Islamabad: permission from an arbitration council is a must for the second marriage, said the Islamabad High Court (IHC) on Monday overturning the verdict of a sessions court with regard to the acquittal of a man who had remarried without getting permission from the first wife and the council.
The court while issuing a 12-page verdict on a petition filed by a woman, Dilshad Bibi, against the acquittal of her husband, Liaquat Ali Mir, declared that if the arbitration council does not give permission for the second marriage despite the wife’s permission then the person may be sentenced or fined or both.
The IHC Chief Justice Athar Minullah pronounced the verdict.
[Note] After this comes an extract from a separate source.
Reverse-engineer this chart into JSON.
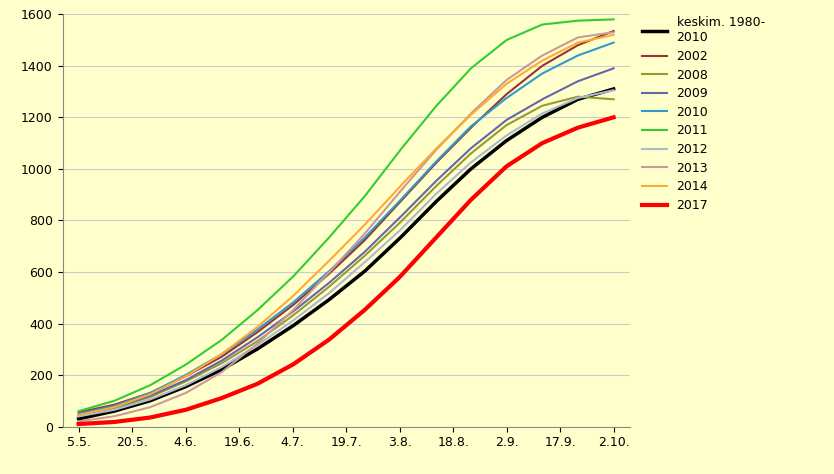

As reported by the Tribune, Dilshad Bibi and Liaquat Ali Mir married in 2011. The husband remarried in 2013 without permission from Bibi and the arbitration council. Though a magistrate in Islamabad had sentenced Mir to one-month imprisonment and Rs 5,000 fine on the complaint of his first wife, an additional sessions judge, later acquitted Liaquat Ali Mir due to his being a resident of the Azad Jammu Kashmir (AJK).
However, the IHC, saying that the marriage was registered in Islamabad and the court has complete jurisdiction to adjudicate the issue, overturned the decision.
It must be noted that according to the Muslim family law ordinance 1961, a request seeking permission for the second marriage has to be given to chairman arbitration council and if it refuses permission despite permission from wife, the person who marries again will be sentenced to one-year imprisonment and a fine.